In the afternoon we walked up to the moor together, and papa was charmed because we "put up" quite a number of birds. I could not stay long, however, as papa wished me to drive off to meet Mrs. Parish, and I am writing this while waiting for the trap, because, somehow, I cannot settle to reading—not even yellowbacks. A horrid nuisance, her coming! I do wish it had not been just yet. By-the-bye, papa tells me he has heard from Mr. Miles, who, after all, has not yet left England, his business having turned out different from what he expected. Then how strange that we have never heard from him all these weeks! I quite thought he would be out there by this time. However, he says he really does sail in a few days, and he only wishes he saw his way to running down to say good-bye to us—but that will be impossible. I believe papa has written to him, telling him all about the place, and the prospects, and who are coming. I am not sorry that he is not coming, I think. This reminds me that papa says that Dick Edmonstone has written saying that he cannot possibly come. I am not at all sorry to hear that. I think he shows his sense.

Thursday, 12th.—Everybody came yesterday; and now they are all on the moor, and we two women are to go and have lunch with them at one. There are five guns, and we hear them distinctly from time to time. Besides papa, there are Cousin Philip (who likes to be called Doctor Robson now), and Laurence Pinckney, and Captain Awdry, and Mr. Oliver.

Cousin Philip has been a long voyage to New Zealand and back, as ship's surgeon, since we last saw him. It ought to have improved him, and perhaps it has; but to me he seems as dull and ponderous and undecided as ever. He tells me that he interested himself at sea by getting up prayer-meetings in the steerage, which, he says, had far more heart in them than the captain's perfunctory services on the quarter-deck; but it seems that his zeal got him disliked—most unrighteously—by the other officers. He is certainly a good young man. Captain Awdry I have met once or twice before; he is a great beauty, a great sportsman, and that's all; but Mr. Oliver is new to me. I fancy he is local—an ironmaster or something. He is old, and tall, and well set-up; very deferential to me, if you please, and tremendously keen about the grouse. As for Laurence Pinckney—one has to call him Mr. Pinckney now—he is nothing short of a revelation.

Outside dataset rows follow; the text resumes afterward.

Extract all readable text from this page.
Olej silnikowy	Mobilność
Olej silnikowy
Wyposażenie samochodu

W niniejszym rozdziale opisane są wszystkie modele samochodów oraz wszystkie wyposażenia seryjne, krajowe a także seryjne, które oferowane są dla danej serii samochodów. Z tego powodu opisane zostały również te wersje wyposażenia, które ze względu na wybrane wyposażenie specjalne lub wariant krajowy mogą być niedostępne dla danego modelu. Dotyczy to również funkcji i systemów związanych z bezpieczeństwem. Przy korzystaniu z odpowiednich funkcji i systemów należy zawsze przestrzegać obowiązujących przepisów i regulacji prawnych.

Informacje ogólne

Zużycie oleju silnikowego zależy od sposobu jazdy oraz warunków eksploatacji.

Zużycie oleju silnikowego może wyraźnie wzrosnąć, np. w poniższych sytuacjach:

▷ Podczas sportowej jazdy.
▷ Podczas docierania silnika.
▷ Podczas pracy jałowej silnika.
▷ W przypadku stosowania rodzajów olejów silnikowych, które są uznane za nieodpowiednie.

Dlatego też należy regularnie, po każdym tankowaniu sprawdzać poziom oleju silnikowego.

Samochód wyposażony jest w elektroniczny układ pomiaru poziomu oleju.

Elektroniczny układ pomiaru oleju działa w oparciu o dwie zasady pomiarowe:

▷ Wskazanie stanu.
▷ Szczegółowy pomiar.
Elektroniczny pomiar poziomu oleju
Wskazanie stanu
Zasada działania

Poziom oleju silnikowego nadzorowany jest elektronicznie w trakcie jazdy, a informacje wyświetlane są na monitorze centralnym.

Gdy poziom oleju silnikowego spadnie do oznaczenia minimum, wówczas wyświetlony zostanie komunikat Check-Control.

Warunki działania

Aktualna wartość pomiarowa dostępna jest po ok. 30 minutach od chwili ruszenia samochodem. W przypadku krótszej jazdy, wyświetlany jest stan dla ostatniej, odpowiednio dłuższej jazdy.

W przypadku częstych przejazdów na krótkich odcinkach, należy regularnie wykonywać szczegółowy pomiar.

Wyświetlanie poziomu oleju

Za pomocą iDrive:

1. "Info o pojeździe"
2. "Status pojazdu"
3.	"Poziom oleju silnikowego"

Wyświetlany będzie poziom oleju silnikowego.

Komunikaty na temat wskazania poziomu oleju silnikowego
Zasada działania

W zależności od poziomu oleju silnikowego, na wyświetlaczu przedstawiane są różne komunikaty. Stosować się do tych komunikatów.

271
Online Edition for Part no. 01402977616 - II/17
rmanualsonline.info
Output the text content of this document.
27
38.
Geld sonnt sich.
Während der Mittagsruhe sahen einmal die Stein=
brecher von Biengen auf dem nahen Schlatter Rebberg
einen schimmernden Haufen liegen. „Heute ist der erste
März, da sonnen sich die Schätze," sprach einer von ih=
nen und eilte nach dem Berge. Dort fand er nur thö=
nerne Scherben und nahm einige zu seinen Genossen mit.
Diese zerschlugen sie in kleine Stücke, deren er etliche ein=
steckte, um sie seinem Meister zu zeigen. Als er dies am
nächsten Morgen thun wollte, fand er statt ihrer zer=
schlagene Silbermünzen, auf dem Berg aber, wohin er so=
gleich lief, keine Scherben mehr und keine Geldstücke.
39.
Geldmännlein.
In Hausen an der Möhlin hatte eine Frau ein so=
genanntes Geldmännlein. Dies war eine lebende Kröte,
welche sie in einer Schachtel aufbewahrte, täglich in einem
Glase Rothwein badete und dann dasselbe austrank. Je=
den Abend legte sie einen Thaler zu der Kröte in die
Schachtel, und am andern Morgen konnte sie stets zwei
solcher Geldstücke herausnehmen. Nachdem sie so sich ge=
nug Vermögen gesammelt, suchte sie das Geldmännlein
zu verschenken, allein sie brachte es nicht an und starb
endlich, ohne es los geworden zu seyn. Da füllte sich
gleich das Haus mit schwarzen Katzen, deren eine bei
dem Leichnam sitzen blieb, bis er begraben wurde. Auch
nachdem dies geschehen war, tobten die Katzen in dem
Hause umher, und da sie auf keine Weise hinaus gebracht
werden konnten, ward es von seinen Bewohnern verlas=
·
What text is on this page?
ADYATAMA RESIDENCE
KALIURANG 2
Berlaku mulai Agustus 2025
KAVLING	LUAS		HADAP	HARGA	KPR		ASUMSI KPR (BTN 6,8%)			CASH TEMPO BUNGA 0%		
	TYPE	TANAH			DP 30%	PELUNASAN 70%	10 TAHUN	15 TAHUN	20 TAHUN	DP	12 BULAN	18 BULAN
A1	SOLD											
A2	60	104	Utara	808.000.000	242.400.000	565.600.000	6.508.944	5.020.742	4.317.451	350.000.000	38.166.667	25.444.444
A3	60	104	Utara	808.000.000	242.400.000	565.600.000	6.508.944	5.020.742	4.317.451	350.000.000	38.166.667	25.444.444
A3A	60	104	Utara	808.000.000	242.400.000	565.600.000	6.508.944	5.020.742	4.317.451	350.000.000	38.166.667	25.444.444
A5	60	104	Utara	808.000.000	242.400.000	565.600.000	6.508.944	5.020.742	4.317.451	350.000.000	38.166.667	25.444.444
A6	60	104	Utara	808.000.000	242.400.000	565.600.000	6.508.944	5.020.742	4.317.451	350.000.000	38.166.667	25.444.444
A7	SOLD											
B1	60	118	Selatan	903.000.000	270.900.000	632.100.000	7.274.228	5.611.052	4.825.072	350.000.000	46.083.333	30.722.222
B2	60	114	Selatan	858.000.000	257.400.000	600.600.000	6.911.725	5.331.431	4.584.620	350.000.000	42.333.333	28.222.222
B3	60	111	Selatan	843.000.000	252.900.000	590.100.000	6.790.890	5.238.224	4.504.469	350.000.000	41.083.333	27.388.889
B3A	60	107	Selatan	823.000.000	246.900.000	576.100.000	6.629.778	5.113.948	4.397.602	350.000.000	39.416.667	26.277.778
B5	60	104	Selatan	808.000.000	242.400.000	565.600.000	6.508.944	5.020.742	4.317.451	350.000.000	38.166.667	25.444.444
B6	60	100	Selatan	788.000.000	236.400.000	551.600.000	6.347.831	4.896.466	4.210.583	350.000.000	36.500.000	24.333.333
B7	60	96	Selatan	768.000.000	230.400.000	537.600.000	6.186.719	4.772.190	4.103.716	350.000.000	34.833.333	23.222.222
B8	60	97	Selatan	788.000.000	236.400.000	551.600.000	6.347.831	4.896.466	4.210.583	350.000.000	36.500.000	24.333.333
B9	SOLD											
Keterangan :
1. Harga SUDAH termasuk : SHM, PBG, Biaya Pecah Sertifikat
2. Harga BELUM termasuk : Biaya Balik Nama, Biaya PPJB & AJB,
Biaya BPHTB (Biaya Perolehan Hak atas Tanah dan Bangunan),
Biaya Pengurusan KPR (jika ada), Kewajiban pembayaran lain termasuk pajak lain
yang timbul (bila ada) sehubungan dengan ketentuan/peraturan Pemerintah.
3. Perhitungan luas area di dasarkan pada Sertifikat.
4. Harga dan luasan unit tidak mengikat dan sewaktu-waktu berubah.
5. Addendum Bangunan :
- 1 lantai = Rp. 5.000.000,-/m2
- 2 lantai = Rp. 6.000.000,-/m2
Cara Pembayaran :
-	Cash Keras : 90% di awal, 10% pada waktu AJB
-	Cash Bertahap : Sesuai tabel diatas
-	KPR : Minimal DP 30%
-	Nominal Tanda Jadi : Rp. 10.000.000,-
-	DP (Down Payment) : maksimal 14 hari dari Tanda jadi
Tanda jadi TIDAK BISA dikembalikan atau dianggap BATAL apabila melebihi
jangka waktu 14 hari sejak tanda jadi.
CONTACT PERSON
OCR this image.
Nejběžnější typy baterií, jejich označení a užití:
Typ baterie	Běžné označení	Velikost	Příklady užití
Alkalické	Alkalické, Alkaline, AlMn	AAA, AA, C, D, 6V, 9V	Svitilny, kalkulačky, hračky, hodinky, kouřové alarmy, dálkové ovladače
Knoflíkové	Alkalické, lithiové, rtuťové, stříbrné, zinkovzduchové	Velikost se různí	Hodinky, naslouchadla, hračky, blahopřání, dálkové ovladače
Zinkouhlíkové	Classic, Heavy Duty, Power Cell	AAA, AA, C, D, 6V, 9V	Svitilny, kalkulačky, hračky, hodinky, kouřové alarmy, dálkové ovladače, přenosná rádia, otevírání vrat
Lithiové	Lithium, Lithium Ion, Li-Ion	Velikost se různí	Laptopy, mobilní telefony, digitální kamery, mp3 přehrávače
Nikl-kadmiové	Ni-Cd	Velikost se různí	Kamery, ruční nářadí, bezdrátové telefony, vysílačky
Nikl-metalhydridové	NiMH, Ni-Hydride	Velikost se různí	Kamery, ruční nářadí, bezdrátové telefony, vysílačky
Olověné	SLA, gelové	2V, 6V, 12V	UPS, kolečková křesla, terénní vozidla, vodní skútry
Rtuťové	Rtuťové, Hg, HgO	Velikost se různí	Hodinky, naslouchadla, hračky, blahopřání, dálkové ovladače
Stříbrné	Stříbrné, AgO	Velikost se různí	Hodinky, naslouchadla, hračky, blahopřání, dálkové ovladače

When I knew him before, he used to go to some public school—I forget which, but it can't be many years ago. And now he is a "writing man," fresh from Fleet-street, with all the jargon at his tongue's end—and, in short, quite the most amusing boy. In appearance he is just what he ought not to be. I have always pictured to myself the literary man—especially the literary young man—with long hair and eye-glasses, and the rest bizarre. Therefore Laurence Pinckney disappoints me; he is spruce, brisk, and sharp-eyed, short, dark, and unguarded.